Ciò di cui si discute negli ambienti specialisti è la constatazione che non solo l’assegnazione dei fondi è finita in una eccessiva marea di rivoli perché c’erano un bel po’ di clienti da soddisfare (spesso più per reclami di riconoscimento al “prestigio” di questo o quello che per ragioni di incrementare filiere di sviluppo), ma che troppo è andato a soggetti che non avevano le capacità di organizzare l’attuazione dei progetti e poi quella di gestirli.

È qui che entra in campo la situazione del nostro sistema burocratico. Regioni e comuni, a cui si sono affidate “fette” con la spartizione della torta europea, non hanno sufficiente personale per far fronte alle incombenze relative a quanto debbono gestire e spesso quel poco personale che hanno è anziano e demotivato (oltretutto non dimentichiamo che gestire denaro pubblico per i “non disinvolti” è oggi sinonimo di rischi di grane giudiziarie).

Il fenomeno non è frutto di qualcosa accaduto in un momento preciso o sotto un governo, nazionale o regionale, preciso. Sono situazioni che si sono venute determinando in lunghi decenni di incuria per l’amministrazione pubblica, con clientelismi e servilismi che hanno coinvolto partiti di ogni colore (e che continuano a coinvolgerli: tanto per questa roba non si pagano prezzi in termini di consenso elettorale). È dunque un gioco da ragazzi per ogni maggioranza politica accusarne un’altra di essere all’origine di quelle inefficienze che spiegano, e scusano gli scarsi risultati raggiunti.
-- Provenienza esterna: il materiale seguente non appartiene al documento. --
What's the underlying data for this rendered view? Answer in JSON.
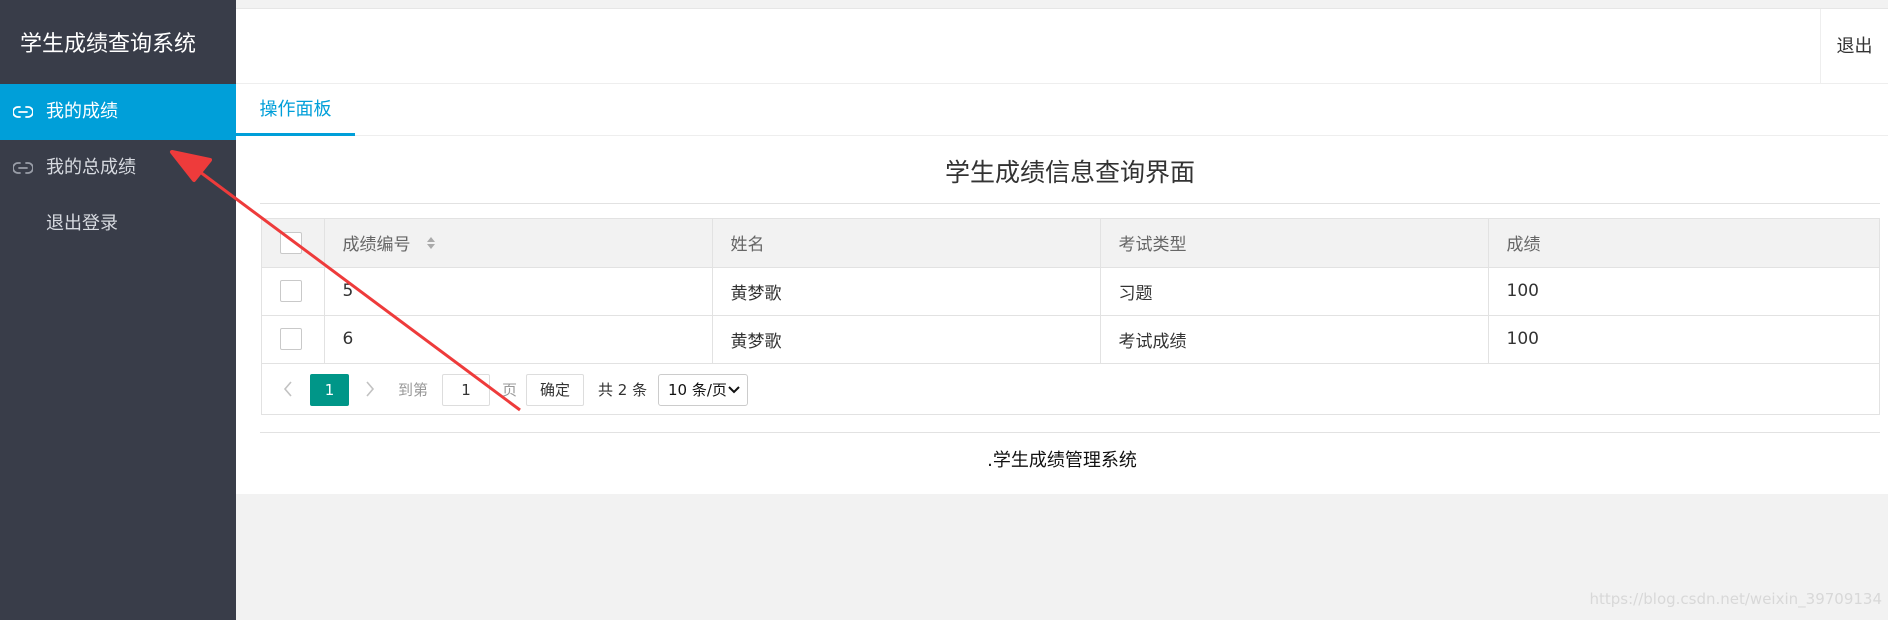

Il fatto è che per uscire da questa situazione l’unica via percorribile sarebbe la ricostruzione di una forma matura di solidarietà nazionale. Solo uno sforzo il più possibile unanime per mettere fuori circolazione il groviglio di tribalismi, clientelismi, lobbismi e quant’altro, per riscoprire e valorizzare meriti e competenze fuori di ogni considerazione delle fedeltà di bandiera, può metterci in grado di affrontare le strettoie che il PNRR ci ha messo dinnanzi (e che comunque non riguardano solo il PNRR, perché il sistema dovrà pur funzionare anche dopo).
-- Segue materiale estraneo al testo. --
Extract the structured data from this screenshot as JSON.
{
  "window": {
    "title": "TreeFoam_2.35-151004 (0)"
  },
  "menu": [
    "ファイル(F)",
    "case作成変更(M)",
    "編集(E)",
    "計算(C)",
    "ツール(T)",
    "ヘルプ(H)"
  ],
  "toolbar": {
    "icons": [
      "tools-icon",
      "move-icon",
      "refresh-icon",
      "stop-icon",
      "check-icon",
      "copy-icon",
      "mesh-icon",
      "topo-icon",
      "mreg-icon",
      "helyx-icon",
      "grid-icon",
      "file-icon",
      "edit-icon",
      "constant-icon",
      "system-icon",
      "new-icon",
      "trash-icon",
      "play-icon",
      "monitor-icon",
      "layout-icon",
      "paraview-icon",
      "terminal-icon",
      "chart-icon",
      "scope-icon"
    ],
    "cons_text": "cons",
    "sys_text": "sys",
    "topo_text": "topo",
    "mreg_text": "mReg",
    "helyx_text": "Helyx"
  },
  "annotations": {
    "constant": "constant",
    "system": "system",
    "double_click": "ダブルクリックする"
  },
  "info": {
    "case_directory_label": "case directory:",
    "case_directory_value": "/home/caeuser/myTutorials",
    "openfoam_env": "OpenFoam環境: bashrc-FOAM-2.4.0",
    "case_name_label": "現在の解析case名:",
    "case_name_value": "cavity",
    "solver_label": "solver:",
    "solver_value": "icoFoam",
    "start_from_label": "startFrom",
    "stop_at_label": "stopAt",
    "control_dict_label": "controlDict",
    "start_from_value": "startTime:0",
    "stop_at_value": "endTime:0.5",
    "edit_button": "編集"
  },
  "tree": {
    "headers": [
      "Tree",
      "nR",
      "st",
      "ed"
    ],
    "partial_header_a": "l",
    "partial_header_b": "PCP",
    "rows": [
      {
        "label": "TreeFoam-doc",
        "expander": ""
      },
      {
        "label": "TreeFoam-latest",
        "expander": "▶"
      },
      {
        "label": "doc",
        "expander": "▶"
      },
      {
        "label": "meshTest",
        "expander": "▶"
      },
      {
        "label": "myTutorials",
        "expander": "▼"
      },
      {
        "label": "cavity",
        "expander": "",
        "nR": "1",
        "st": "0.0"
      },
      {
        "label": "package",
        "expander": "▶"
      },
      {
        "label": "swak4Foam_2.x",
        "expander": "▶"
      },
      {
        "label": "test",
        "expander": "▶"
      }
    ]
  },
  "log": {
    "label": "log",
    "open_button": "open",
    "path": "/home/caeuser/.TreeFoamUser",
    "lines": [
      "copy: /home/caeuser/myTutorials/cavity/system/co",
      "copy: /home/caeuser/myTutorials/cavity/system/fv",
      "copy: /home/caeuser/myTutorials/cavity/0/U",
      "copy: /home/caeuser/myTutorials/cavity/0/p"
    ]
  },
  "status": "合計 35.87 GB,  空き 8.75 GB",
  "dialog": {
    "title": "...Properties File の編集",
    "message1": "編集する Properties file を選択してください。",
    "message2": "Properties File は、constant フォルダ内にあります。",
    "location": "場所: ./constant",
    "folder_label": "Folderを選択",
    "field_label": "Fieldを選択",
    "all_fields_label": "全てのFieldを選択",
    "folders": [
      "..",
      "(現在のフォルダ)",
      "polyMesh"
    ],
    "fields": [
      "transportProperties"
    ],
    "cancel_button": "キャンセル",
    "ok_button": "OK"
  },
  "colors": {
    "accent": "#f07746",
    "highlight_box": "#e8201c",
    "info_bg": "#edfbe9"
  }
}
È utopistico metterla in questi termini? La situazione che si va delineando nel mondo dovrebbe invitare tutti alla ragionevolezza. Se anche solo banalmente si mettono in fila la crisi della guerra russo-ucraina, le enormi tensioni presenti in Israele (un punto delicato dello scacchiere internazionale), il quadro del Nord Africa, alcune ombre sulla situazione americana con il risveglio di Trump, le fibrillazioni per il fenomeno dell’inflazione unito alle difficoltà nel settore bancario, ce n’è più che abbastanza per capire che non è il momento adatto per lasciarsi andare alle piazzate e alle demagogie di varia natura.

L’Italia affronta questo tornante con in più la responsabilità di non buttare al vento l’insperata fortuna di poter utilizzare un finanziamento “extra” molto notevole per riprendere la via di uno sviluppo e di una crescita che sembravano essersi incagliati. Non pare proprio il caso di sciupare tutto per lotte di fazione che non hanno alcun senso politico, né alcuna prospettiva.